Editor’s note: The San Francisco Business Times produces an annual list of the 100 fastest-growing companies in the Bay Area. Here’s an interview with the No. 1 company for 2022. Click here to read about others on list.
In November 2021, bitcoin reached a record high of $68,000. A few months later it had plunged in value, followed by dramatic price falls in other digital assets. Several digital currency exchanges went out of business as investors scrambled to retrieve their funds.
Against these swirling headwinds, our fastest-growing company has racked up some incredible growth figures.
Uphold, a multiasset digital trading platform based in Marin County, was founded in 2014. It has more than 1.7 million customers and revenue that has increased from $11 million in 2019 to $257 million in 2021.
This growth appears even more remarkable given some of the recent challenges the company has faced. In May 2021, it parted ways with its chief compliance officer amid allegations of the fraudulent misdirection of bitcoin worth $700,000. Then in February 2022, J.P. Thieriot stepped down as CEO.
His replacement, Simon McLoughlin, is confident that the company will weather the storms in the digital asset markets and continue to grow.
Congratulations on being our fastest-growing company. How do you reflect on that? I think it’s amazing and I think it shows the power of when you’ve got a business that has global distribution and financial content that people want to interact with. And when you’ve got a very friction-free way of onboarding people, guess what? Things can scale very, very quickly.
Will volatility in digital markets impact future growth? This year, the market’s been more difficult, but we’re still going to have a good year, given the climate, because of the scale and reach of the operation. This year we’ll still be five times bigger than we were in 2020.
What’s it been like working in this space given all the recent tumult? You’re basically sailing through a hurricane. I think we are lucky in the sense that we’re differentiated. One of the things we’re very strong on is alt coins. The other thing that’s helped us, and this is in many ways the most interesting part of our business, is enterprise adoption of cryptocurrencies for payments.
What else sets you apart? We don’t have our own order book. We’re connected into 28 underlying exchanges. When somebody places an order, we smart route the order to be most price efficient. Secondly, you get superior liquidity. There have been instances recently — Luna’s a good example — where exchanges had trouble sourcing liquidity when people were trying to sell. Because we had access to 28 order books, we’re able to provide customers with liquidity when it matters.

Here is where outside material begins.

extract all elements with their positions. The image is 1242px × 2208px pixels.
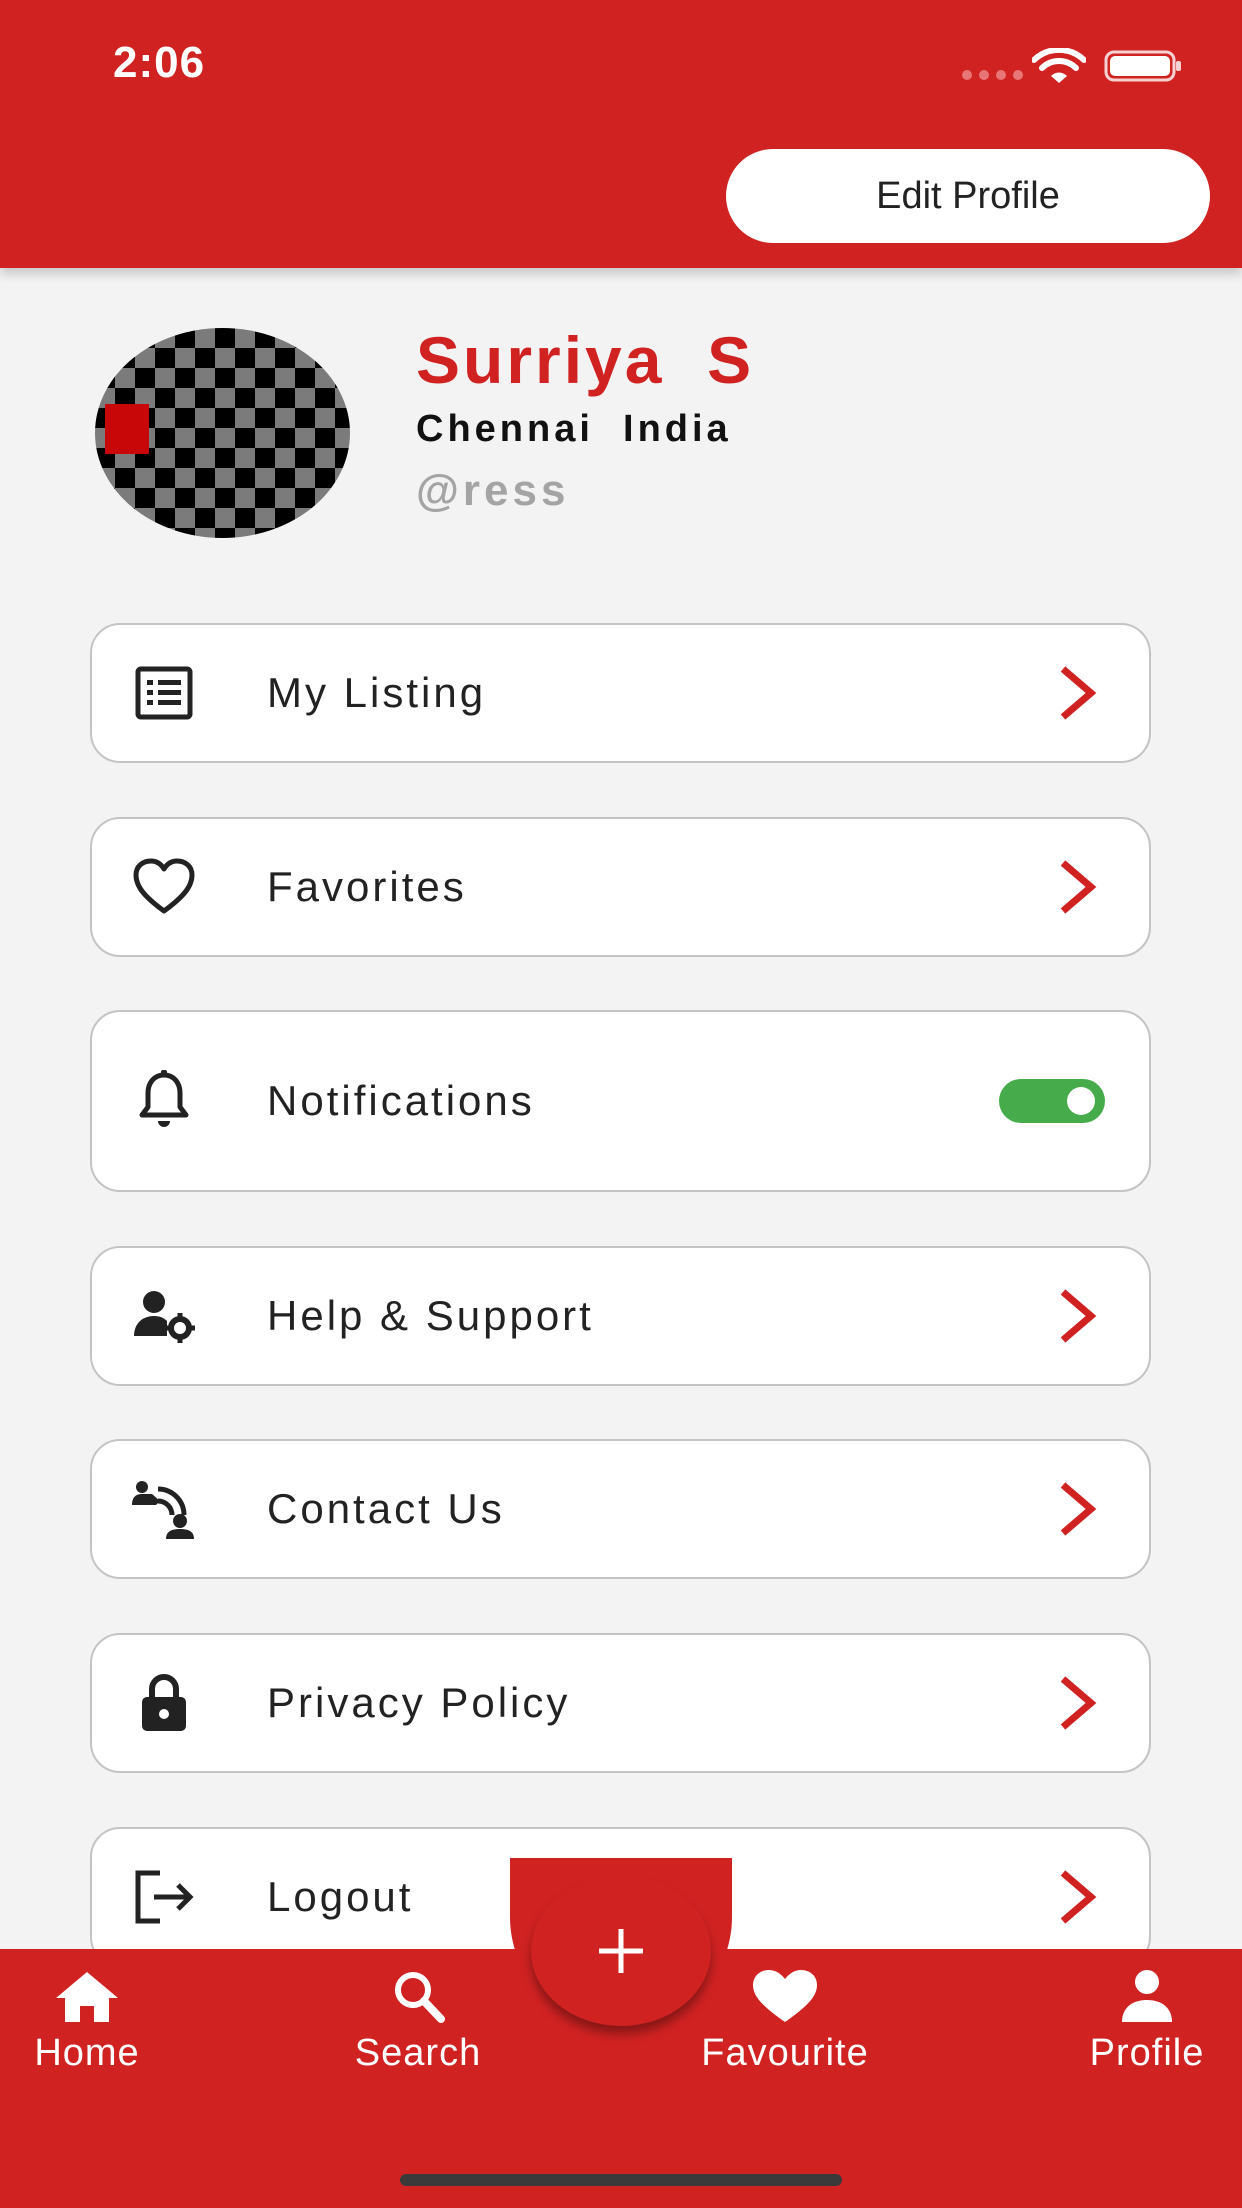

How are you preparing for increased regulation of digital assets? Some prices have fallen significantly. But that’s not the real story. The real story of this year is that for the first time regulators in this space, instead of standing on the sidelines, hoping it would all go away, are now busy making rules.
In Europe and the U.K., NFTs will shortly be able to represent financial transactions. It’s a huge step forward. It means that NFTs are a thing recognized by law. So we are hiring to support a major push into NFTs. We are preparing for an era when a lot of regulated securities will go onto the blockchain.
What else are you doing to keep customers informed? The origin of Uphold — it was set up in the aftermath of the 2008 financial crash — is the concept of radical transparency. So we are the only platform in the world that publishes our customers’ assets and our liabilities to customers in real time, on a public website. So you know your money’s there if you want to get it. We don’t lend it out to any third party. And we show you literally on a public website in real time that we are holding this many bitcoin and these are our obligations.
What new clients have you worked with recently? We’ve won contracts with some well known gaming companies such as Mythical Games, IMVU and others. We are helping them move from a Web 2.0 model to Web 3.0. What that means is they’re swapping out in-game digital assets that have no value outside the game into NFTs. Gamers can buy NFTs, which endow them with special powers.
Will the reputation of digital assets improve? Everybody thinks about cryptocurrencies as a vehicle for speculation. That’s a byproduct. That’s not the purpose of blockchain technology. And I think the next three to five years are going to see the serious adoption of the technology for real world purposes.
How much further does this technology have to go? If you draw an analogy with the internet, I think we’re in 1997. And just as the tech boom went through a brush fire, that weeded out a lot of the weaker players. For the firms that are still standing, it’s never looked brighter because what’s held it back up to now is a lack of regulatory clarity.
I think there’s a very clear recognition now that digital assets are here to stay. Blockchain technology is here to stay. And if you’re a corporation in this space, you’re thinking this is actually a technology I can adopt because there are rules that are sanctified. So I think the next three to five years is going to be incredibly interesting for this sector because you’ll get true adoption of blockchain technology for the purpose for which it was intended, which is utility and moving money more efficiently.